Huffman coding rules and optimization

All sources i've read quote the below process to get Huffman codes:

Arrange the elements in ascending order of their frequencies.
Create a binary tree by repeatedly combining the two least frequent elements into a single node, with the sum of their frequencies as the frequency of the new node.
Assign '0' to the left branch and '1' to the right branch at each step.
The Huffman code for each element is obtained by traversing from the root of the tree to the respective leaf node, recording the path taken (0 for left, 1 for right).

Let's try this for the following Frequency Map:

A -> 1 B -> 2 C -> 3 D -> 4

Making the Tree

        (ABCD, 10)
       /          \
   (ABC, 6)         D:4
   /     \
 (AB, 3)  C:3
 /    \
A:1   B:2

Following this tree to get the codes:

A -> 000 B -> 001 C -> 01 D -> 1

Obviously, the Max depth and the max code length does not follow the logical rule of being log2(nElement), which in this case should be two.

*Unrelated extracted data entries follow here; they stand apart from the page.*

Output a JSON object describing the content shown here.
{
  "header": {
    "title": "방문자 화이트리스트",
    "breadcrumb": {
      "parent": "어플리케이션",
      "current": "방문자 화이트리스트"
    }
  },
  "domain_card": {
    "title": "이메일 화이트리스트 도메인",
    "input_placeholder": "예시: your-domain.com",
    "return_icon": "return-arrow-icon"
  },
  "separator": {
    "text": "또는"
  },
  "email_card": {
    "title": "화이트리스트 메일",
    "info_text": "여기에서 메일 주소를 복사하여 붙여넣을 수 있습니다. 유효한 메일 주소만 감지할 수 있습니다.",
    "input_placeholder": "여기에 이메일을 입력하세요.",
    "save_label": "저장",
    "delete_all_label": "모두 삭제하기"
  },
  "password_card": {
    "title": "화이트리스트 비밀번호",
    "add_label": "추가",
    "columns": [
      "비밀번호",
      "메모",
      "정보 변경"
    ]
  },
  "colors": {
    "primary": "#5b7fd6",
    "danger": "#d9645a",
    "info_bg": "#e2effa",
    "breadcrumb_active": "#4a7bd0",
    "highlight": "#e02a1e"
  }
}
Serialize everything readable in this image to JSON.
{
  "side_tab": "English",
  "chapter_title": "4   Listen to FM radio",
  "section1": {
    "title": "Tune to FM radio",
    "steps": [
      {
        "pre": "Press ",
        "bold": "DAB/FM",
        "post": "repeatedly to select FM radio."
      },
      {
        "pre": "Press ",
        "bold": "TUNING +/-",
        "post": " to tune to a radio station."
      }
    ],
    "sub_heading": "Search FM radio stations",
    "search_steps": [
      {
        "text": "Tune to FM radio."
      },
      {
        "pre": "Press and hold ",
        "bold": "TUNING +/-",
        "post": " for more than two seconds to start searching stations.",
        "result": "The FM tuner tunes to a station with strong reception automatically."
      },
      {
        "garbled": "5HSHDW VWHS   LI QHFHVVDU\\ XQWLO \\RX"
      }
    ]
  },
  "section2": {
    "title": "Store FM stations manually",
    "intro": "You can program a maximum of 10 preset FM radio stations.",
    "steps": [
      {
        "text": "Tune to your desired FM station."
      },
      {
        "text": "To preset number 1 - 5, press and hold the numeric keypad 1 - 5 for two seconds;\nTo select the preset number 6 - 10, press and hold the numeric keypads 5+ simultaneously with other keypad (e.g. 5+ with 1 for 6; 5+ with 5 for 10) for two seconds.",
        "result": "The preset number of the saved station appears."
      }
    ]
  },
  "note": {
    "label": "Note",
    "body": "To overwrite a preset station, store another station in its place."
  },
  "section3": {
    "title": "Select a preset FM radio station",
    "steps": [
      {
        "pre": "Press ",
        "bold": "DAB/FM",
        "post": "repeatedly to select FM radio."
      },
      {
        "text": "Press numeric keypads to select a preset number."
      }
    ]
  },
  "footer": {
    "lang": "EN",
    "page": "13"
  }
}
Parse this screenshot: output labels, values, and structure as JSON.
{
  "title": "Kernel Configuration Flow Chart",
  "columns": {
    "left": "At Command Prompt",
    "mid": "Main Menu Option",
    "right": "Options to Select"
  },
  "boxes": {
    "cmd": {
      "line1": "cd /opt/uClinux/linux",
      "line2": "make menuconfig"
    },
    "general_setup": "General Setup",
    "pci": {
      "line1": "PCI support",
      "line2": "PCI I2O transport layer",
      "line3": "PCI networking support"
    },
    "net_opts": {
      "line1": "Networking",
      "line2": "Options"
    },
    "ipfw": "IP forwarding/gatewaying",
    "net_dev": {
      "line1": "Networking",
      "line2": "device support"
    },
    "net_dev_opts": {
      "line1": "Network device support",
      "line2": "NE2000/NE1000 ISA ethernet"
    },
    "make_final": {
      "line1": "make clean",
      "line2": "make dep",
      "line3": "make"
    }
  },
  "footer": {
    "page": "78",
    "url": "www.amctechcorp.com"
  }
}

Optimally the codes would be:

A -> 00 B -> 01 C -> 10 D -> 11

So what's goin on here ? what am i doing wrong ?

Solution

Imagine encoding String "ABBCCCDDDD" - sample string where each symbol occurs with the given frequency.

Huffman encoding you came up with encodes it as 0000010010101011111 - 19 characters.

Your encoding where you optimized for max code length gives 00010110101011111111 - 20 characters.

Your mistake is thinking that max depth is what's being optimized (or what needs to be optimized) - but Huffman encoding optimizes for encoded text length.

And as a side note, as I mentioned in a comment, Huffman produces "an" optimal solution, not "the" optimal solution, it's possible I think for a lower-depth solution to be just as good, but it won't be better.